Tuesday, 3 October 2017: 18:10
Maryland B (Gaylord National Resort and Convention Center)
P. Marcus (PSL Research University, IRCP)
In this Award Lecture I will emphasize a surface science approach that allows to reach a deep understanding of the mechanisms of corrosion at the atomic or nanometric scale. I will show the link between atomic/nanometric scale mechanisms and the macroscopic corrosion manifestations. The lecture will include the combined experimental approaches using advanced surface analytical and electrochemical methods with theoretical approaches based on atomistic modeling.

The high resolution techniques used in combination with classical electrochemical methods will be presented, high resolution meaning high space resolution, as achieved by near field microscopies (Scanning Tunneling Microscopy and Atomic Force Microscopy), high energy resolution in electron spectroscopy for chemical analysis, and high mass resolution for surface molecular analysis by Time-of-Flight Secondary Ions Mass Spectrometry.
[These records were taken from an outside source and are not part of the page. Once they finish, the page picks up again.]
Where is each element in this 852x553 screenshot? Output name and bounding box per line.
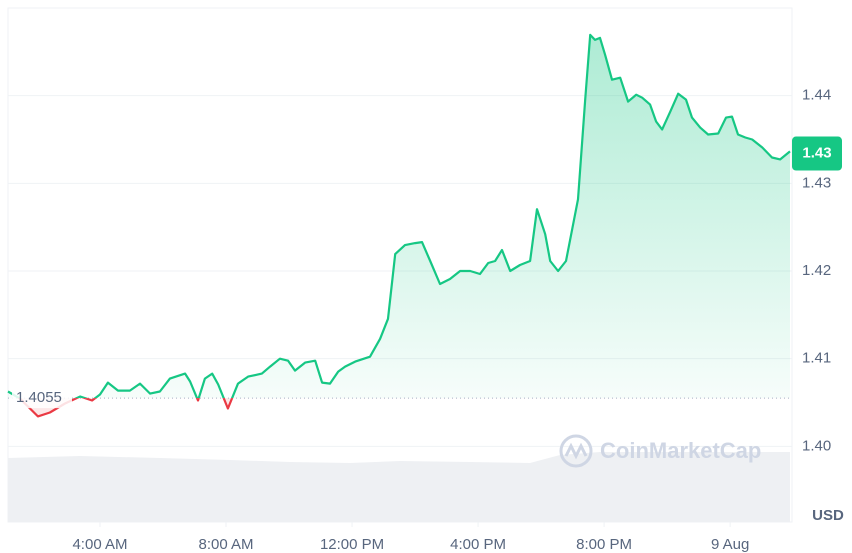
y-axis-label: USD [812,507,844,524]
x-tick-label: 4:00 AM [72,536,127,553]
y-tick-label: 1.43 [802,174,831,191]
x-tick-label: 8:00 PM [576,536,632,553]
x-tick-label: 4:00 PM [450,536,506,553]
y-tick-label: 1.41 [802,350,831,367]
watermark: CoinMarketCap [559,434,761,468]
x-tick-label: 12:00 PM [320,536,384,553]
y-tick-label: 1.44 [802,87,831,104]
area-fill [8,34,790,399]
baseline-label: 1.4055 [16,389,62,406]
plot: 1.4055 [7,33,791,418]
current-price-label: 1.43 [802,144,831,161]
watermark-text: CoinMarketCap [600,438,761,463]
y-tick-label: 1.42 [802,262,831,279]
x-tick-label: 8:00 AM [199,536,254,553]
x-tick-label: 9 Aug [711,536,749,553]
y-tick-label: 1.40 [802,437,831,454]
price-line [7,33,791,399]
volume-area [8,452,790,522]
current-price-tag [792,136,842,171]
baseline-label-bg [12,388,72,409]
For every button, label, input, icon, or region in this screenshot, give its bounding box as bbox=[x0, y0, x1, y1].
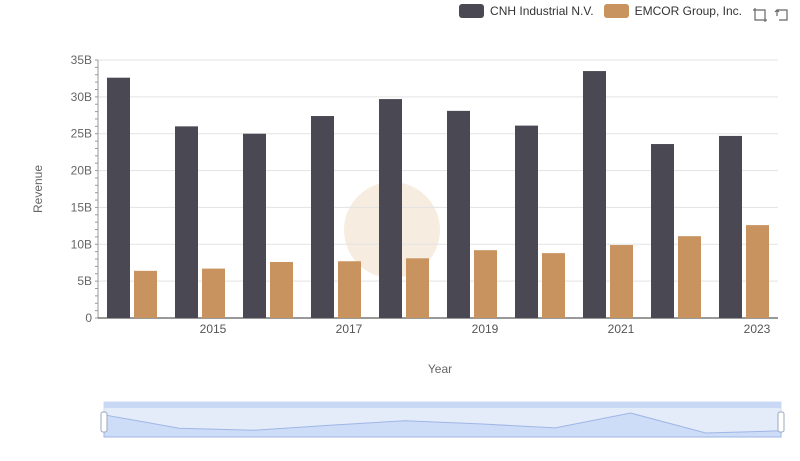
y-tick-label: 25B bbox=[71, 127, 92, 141]
legend-swatch-cnh bbox=[459, 4, 485, 18]
bar-cnh-2021 bbox=[583, 71, 606, 318]
legend-item-cnh[interactable]: CNH Industrial N.V. bbox=[459, 4, 594, 18]
bar-emcor-2018 bbox=[406, 258, 429, 318]
bar-emcor-2015 bbox=[202, 268, 225, 318]
zoom-handle-right[interactable] bbox=[777, 411, 785, 433]
bar-cnh-2015 bbox=[175, 126, 198, 318]
bar-emcor-2023 bbox=[746, 225, 769, 318]
y-tick-label: 15B bbox=[71, 200, 92, 214]
legend-swatch-emcor bbox=[603, 4, 629, 18]
bar-cnh-2022 bbox=[651, 144, 674, 318]
bar-emcor-2021 bbox=[610, 245, 633, 318]
legend-item-emcor[interactable]: EMCOR Group, Inc. bbox=[603, 4, 742, 18]
bar-cnh-2023 bbox=[719, 135, 742, 318]
zoom-slider-top-bar bbox=[104, 402, 781, 408]
toolbox bbox=[752, 7, 790, 23]
bar-emcor-2014 bbox=[134, 270, 157, 318]
bar-emcor-2022 bbox=[678, 236, 701, 318]
y-tick-label: 30B bbox=[71, 90, 92, 104]
bar-emcor-2016 bbox=[270, 261, 293, 318]
legend: CNH Industrial N.V. EMCOR Group, Inc. bbox=[459, 4, 742, 18]
bar-cnh-2018 bbox=[379, 99, 402, 318]
bar-cnh-2020 bbox=[515, 125, 538, 318]
bar-cnh-2019 bbox=[447, 110, 470, 318]
bar-emcor-2019 bbox=[474, 250, 497, 318]
zoom-handle-left[interactable] bbox=[100, 411, 108, 433]
x-tick-label: 2021 bbox=[608, 322, 635, 336]
bar-cnh-2014 bbox=[107, 77, 130, 318]
legend-label-cnh: CNH Industrial N.V. bbox=[490, 4, 594, 18]
x-tick-label: 2017 bbox=[336, 322, 363, 336]
bar-cnh-2016 bbox=[243, 133, 266, 318]
y-axis-label: Revenue bbox=[31, 164, 45, 214]
y-tick-label: 0 bbox=[85, 311, 92, 325]
y-tick-label: 10B bbox=[71, 237, 92, 251]
restore-icon[interactable] bbox=[774, 7, 790, 23]
zoom-icon[interactable] bbox=[752, 7, 768, 23]
bar-emcor-2020 bbox=[542, 253, 565, 318]
y-tick-label: 20B bbox=[71, 164, 92, 178]
legend-label-emcor: EMCOR Group, Inc. bbox=[634, 4, 742, 18]
x-tick-label: 2019 bbox=[472, 322, 499, 336]
y-tick-label: 35B bbox=[71, 53, 92, 67]
bar-cnh-2017 bbox=[311, 116, 334, 318]
x-axis-label: Year bbox=[427, 362, 453, 376]
x-tick-label: 2023 bbox=[744, 322, 771, 336]
y-tick-label: 5B bbox=[77, 274, 92, 288]
x-tick-label: 2015 bbox=[200, 322, 227, 336]
bar-emcor-2017 bbox=[338, 261, 361, 318]
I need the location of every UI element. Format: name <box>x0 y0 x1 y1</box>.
The formation of the metal-water interface occurring when a metal surface is exposed to water, which has been investigated by in situ Scanning Tunneling Microscopy, will be presented.

A major part of this address will be devoted to passivity of metals and alloys, a central issue in corrosion science and engineering since the formation of ultra-thin surface oxide films is the best of all means for protection of metallic materials against corrosion. I will discuss the growth mechanisms, the nanostructure, and the electronic properties of passive films, as well as passivity breakdown and initiation of localized corrosion, with emphasis on atomic and nanoscale data.

Cathodic reactions on oxidized metal surfaces will then be discussed, with a theoretical approach of the di-oxygen reduction on surface oxide films on Al surfaces using DFT.

Finally I will mention recent work on corrosion inhibition by adsorbed organic molecules, an area in which progress has been recently achieved by combining quantum chemical calculations (DFT) with experiments.